I’ve deliberately left the name of the game out as it’s quite clever – it’s called Faustus and Furius by a local company called Ganesha Games – I’m sure you can see the parallels with a long-running film franchise yourself as well as Roman references – you don’t need me to fill in the blanks. You’re an adult after all. Aren’t you?
Anyways, the reason I’m talking about this game is that it got me thinking. The rules are fairly straightforward and easy to learn, and the game is great fun, but not everyone has 6mm chariot minis around. Some of the diehard Kickstarters among you may have Devil’s Run sitting about, giving you an ideal opportunity to play another game with your wee car minis. Some of you have X-Wing miniatures Game models, which would lend themselves quite nicely to this system. Hell, some of you have superhero minis just sitting there – why not dust them off and have a wee race among your friends?
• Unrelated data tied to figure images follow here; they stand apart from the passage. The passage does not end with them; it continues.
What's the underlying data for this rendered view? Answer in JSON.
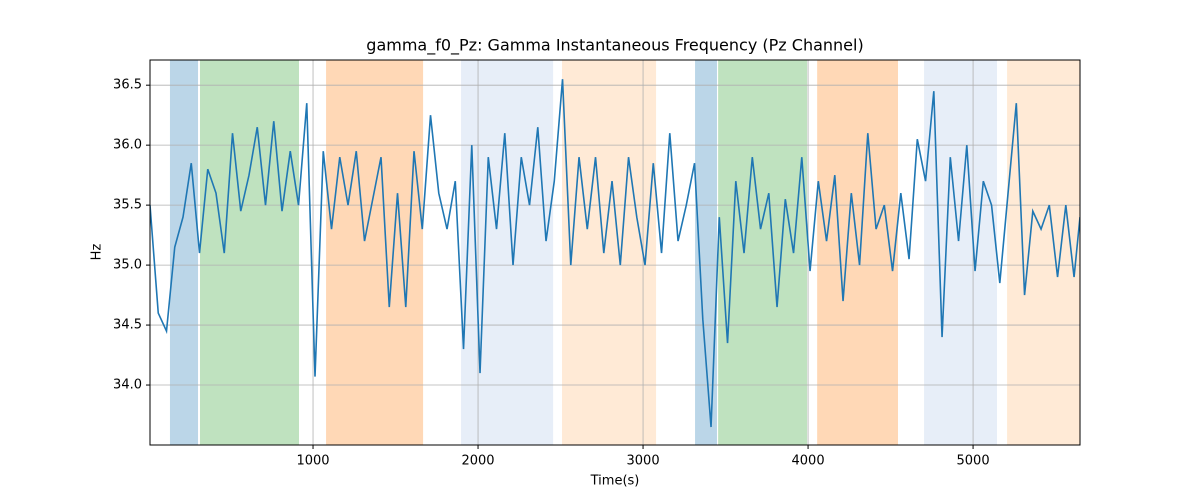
{
  "chart_data": {
    "type": "line",
    "title": "gamma_f0_Pz: Gamma Instantaneous Frequency (Pz Channel)",
    "x_label": "Time(s)",
    "y_label": "Hz",
    "xlim": [
      12,
      5648
    ],
    "ylim": [
      33.5,
      36.71
    ],
    "xticks": [
      1000,
      2000,
      3000,
      4000,
      5000
    ],
    "yticks": [
      {
        "value": 34,
        "label": "34.0"
      },
      34.5,
      {
        "value": 35,
        "label": "35.0"
      },
      35.5,
      {
        "value": 36,
        "label": "36.0"
      },
      36.5
    ],
    "grid": true,
    "spans": [
      {
        "start": 133,
        "end": 303,
        "color": "#1f77b4"
      },
      {
        "start": 315,
        "end": 915,
        "color": "#2ca02c"
      },
      {
        "start": 1079,
        "end": 1667,
        "color": "#ff7f0e"
      },
      {
        "start": 1897,
        "end": 2455,
        "color": "#aec7e8"
      },
      {
        "start": 2509,
        "end": 3079,
        "color": "#ffbb78"
      },
      {
        "start": 3315,
        "end": 3448,
        "color": "#1f77b4"
      },
      {
        "start": 3455,
        "end": 3994,
        "color": "#2ca02c"
      },
      {
        "start": 4055,
        "end": 4545,
        "color": "#ff7f0e"
      },
      {
        "start": 4703,
        "end": 5145,
        "color": "#aec7e8"
      },
      {
        "start": 5206,
        "end": 5648,
        "color": "#ffbb78"
      }
    ],
    "x": [
      12,
      62,
      112,
      162,
      212,
      262,
      312,
      362,
      412,
      462,
      512,
      562,
      612,
      662,
      712,
      762,
      812,
      862,
      912,
      962,
      1012,
      1062,
      1112,
      1162,
      1212,
      1262,
      1312,
      1362,
      1412,
      1462,
      1512,
      1562,
      1612,
      1662,
      1712,
      1762,
      1812,
      1862,
      1912,
      1962,
      2012,
      2062,
      2112,
      2162,
      2212,
      2262,
      2312,
      2362,
      2412,
      2462,
      2512,
      2562,
      2612,
      2662,
      2712,
      2762,
      2812,
      2862,
      2912,
      2962,
      3012,
      3062,
      3112,
      3162,
      3212,
      3262,
      3312,
      3362,
      3412,
      3462,
      3512,
      3562,
      3612,
      3662,
      3712,
      3762,
      3812,
      3862,
      3912,
      3962,
      4012,
      4062,
      4112,
      4162,
      4212,
      4262,
      4312,
      4362,
      4412,
      4462,
      4512,
      4562,
      4612,
      4662,
      4712,
      4762,
      4812,
      4862,
      4912,
      4962,
      5012,
      5062,
      5112,
      5162,
      5212,
      5262,
      5312,
      5362,
      5412,
      5462,
      5512,
      5562,
      5612,
      5648
    ],
    "series": [
      {
        "color": "#1f77b4",
        "values": [
          35.5,
          34.6,
          34.45,
          35.15,
          35.4,
          35.85,
          35.1,
          35.8,
          35.6,
          35.1,
          36.1,
          35.45,
          35.75,
          36.15,
          35.5,
          36.2,
          35.45,
          35.95,
          35.5,
          36.35,
          34.07,
          35.95,
          35.3,
          35.9,
          35.5,
          35.95,
          35.2,
          35.55,
          35.9,
          34.65,
          35.6,
          34.65,
          35.95,
          35.3,
          36.25,
          35.6,
          35.3,
          35.7,
          34.3,
          36.0,
          34.1,
          35.9,
          35.3,
          36.1,
          35.0,
          35.9,
          35.5,
          36.15,
          35.2,
          35.7,
          36.55,
          35.0,
          35.9,
          35.3,
          35.9,
          35.1,
          35.7,
          35.0,
          35.9,
          35.4,
          35.0,
          35.85,
          35.1,
          36.1,
          35.2,
          35.5,
          35.85,
          34.55,
          33.65,
          35.4,
          34.35,
          35.7,
          35.1,
          35.9,
          35.3,
          35.6,
          34.65,
          35.55,
          35.1,
          35.9,
          34.95,
          35.7,
          35.2,
          35.75,
          34.7,
          35.6,
          35.0,
          36.1,
          35.3,
          35.5,
          34.95,
          35.6,
          35.05,
          36.05,
          35.7,
          36.45,
          34.4,
          35.9,
          35.2,
          36.0,
          34.95,
          35.7,
          35.5,
          34.85,
          35.6,
          36.35,
          34.75,
          35.45,
          35.3,
          35.5,
          34.9,
          35.5,
          34.9,
          35.4
        ]
      }
    ]
  }
}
As gamers, we’ve all amassed collections of miniatures that fail to see the light of day again once the thrill of that game has gone and we inevitably box them up for newer toys. I’m as guilty as others for buying into so many systems as well as selling stuff, that sometimes all it takes is a fresh system to reinvigorate our enthusiasm to play with those old toys again. I always imagine my wee men having that chat during the lonely nights just like the toys in Toy Story as Andy grows up, thinking that I don’t appreciate them anymore. That’s not true, I whisper to them all as they lie in their foam containers during their long slumbers. All any of us needs is a good excuse to grab the gaming case and get the lads out again (or lasses – really no need for gender bias when it comes to minis), and this game is certainly one of those games to consider.
I’ll be bringing this wee gem down to LGC soon for the punters to give it a go so I strongly urge you all to have a think about the minis that you’ve neglected and try to find new ways of giving them a new lease of life. They’ll thank you for it.